ACP issued a position paper this week reaffirming its opposition to physician-assisted suicide.
The paper, from the Ethics, Professionalism and Human Rights Committee, is an update of the College's 2001 position paper on this topic. It noted that there are arguments on both sides of the issue, with those in support of physician-assisted suicide highlighting respect for patient autonomy and “a broad interpretation of a physician's duty to relieve suffering” and those opposed stressing that physicians should provide care and comfort and should not participate in intentionally ending a life. However, the paper noted that the arguments against legalization of physician-assisted suicide “remain the most compelling.”
The College affirmed a professional responsibility to improve the care of dying patients and their families but does not support the legalization of physician-assisted suicide and noted that its practice raises ethical, clinical, and other concerns.
“The ACP and its members, including those who might lawfully participate in the practice, should ensure that all patients can rely on high-quality care through to the end of life, with prevention or relief of suffering insofar as possible, a commitment to human dignity and management of pain and other symptoms, and support for families,” the paper stated. “Physicians and patients must continue to search together for answers to the challenges posed by living with serious illness before death.”

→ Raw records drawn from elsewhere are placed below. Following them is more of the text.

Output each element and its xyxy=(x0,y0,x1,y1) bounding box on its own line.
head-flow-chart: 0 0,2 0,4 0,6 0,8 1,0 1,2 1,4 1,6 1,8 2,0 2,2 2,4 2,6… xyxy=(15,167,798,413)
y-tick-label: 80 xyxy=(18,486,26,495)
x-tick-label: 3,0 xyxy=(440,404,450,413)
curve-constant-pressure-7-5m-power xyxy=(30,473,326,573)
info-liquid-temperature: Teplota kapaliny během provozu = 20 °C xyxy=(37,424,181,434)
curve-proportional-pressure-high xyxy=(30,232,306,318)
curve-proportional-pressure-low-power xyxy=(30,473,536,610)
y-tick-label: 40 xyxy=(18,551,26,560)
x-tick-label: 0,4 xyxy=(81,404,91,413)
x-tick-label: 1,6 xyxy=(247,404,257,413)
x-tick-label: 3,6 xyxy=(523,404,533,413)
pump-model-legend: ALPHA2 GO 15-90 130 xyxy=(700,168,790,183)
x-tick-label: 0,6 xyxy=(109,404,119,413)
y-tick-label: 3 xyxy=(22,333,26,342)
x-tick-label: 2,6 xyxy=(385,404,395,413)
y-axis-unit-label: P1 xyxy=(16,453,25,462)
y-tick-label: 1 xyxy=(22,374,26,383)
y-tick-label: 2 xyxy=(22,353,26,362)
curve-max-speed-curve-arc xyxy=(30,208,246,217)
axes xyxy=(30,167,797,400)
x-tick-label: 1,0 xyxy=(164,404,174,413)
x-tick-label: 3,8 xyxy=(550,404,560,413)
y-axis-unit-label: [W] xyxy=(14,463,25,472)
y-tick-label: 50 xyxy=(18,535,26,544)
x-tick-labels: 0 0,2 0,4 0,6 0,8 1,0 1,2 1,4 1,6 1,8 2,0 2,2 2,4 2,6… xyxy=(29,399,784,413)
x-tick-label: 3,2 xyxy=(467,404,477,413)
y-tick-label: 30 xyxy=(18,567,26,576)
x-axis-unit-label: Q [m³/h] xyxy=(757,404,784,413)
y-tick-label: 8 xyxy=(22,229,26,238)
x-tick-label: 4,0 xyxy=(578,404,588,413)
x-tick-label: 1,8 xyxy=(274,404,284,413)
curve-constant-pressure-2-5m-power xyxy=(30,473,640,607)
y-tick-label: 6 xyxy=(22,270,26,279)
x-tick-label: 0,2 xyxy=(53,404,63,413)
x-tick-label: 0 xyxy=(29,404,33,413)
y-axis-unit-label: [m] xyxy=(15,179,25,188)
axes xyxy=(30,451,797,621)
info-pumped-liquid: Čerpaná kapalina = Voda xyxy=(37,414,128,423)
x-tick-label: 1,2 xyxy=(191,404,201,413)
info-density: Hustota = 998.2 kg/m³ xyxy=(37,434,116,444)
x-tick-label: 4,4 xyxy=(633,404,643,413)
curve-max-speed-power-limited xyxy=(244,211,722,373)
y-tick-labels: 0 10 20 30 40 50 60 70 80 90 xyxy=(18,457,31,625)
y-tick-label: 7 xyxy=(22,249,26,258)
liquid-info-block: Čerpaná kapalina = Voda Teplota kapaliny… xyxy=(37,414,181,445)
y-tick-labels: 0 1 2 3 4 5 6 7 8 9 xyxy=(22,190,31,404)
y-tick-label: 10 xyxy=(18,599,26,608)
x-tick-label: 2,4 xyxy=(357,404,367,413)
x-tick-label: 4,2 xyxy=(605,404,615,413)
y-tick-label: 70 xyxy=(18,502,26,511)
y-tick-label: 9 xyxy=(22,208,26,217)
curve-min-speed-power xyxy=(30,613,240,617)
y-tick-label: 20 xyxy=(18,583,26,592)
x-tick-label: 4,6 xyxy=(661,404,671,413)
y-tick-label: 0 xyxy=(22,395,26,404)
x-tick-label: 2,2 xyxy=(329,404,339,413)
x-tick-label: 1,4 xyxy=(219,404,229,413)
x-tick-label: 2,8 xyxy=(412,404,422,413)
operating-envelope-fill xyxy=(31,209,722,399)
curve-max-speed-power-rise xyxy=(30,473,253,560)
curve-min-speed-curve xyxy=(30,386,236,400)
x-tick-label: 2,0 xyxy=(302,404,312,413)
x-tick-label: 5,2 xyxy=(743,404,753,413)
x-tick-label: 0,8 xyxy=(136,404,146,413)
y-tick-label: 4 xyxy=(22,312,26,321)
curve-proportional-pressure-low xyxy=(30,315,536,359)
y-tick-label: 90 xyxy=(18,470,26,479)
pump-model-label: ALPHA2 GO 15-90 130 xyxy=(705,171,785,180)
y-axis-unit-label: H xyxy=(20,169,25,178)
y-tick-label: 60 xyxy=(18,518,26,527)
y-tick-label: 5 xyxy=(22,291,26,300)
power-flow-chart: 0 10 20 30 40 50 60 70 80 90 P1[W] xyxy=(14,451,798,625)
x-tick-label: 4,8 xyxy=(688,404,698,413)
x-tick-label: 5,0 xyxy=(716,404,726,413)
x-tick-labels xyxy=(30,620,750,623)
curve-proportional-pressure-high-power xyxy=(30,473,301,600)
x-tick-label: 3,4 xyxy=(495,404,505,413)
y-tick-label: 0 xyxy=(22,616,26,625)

The position paper also offers a list of 12 steps that physicians should take when caring for patients near the end of life, such as facilitating advance care planning and surrogate decision making and ensuring that the patient is fully informed of the right to refuse treatments and what that entails.
Two editorials accompanying the position paper examined both sides of the issue. One editorial expressed support for the steps for clinicians outlined by ACP but said that “Given the rapidly changing legal environment with regard to physician-assisted suicide and voluntary active euthanasia, we are concerned that concluding a guideline by stating ‘physicians should not do this' is a problematic public health response.” The authors recommend ongoing debate about the ethical and moral implications of allowing or prohibiting potentially life-ending medical practices and believe that all legally available last-resort options should be explored if a patient's requests persist and he or she continues to suffer.
The second commentary called legalization of physician-assisted suicide a “slippery slope” that may lead to abuse and took a strong stance against the practice. The author noted that the tide of opinion may be turning, with more emphasis given to autonomy and self-determination. “Nonetheless, physicians opposed to the provision of euthanasia and medically assisted suicide should not be cowed by attempts to place them ‘outside the mainstream,’” the editorialist wrote. “Where these practices are legal, I believe that physicians should firmly decline to participate.”
In addition, a related review discussed Oregon's Death with Dignity Act, the first law in the United States to allow physicians to prescribe medications to be self-administered by terminally ill patients to hasten death, and looked at the type and number of patients and clinicians who have participated in physician-assisted suicide in the 20 years since the Act was passed. The position paper, the editorials, and the review were published by Annals of Internal Medicine on Sept. 19.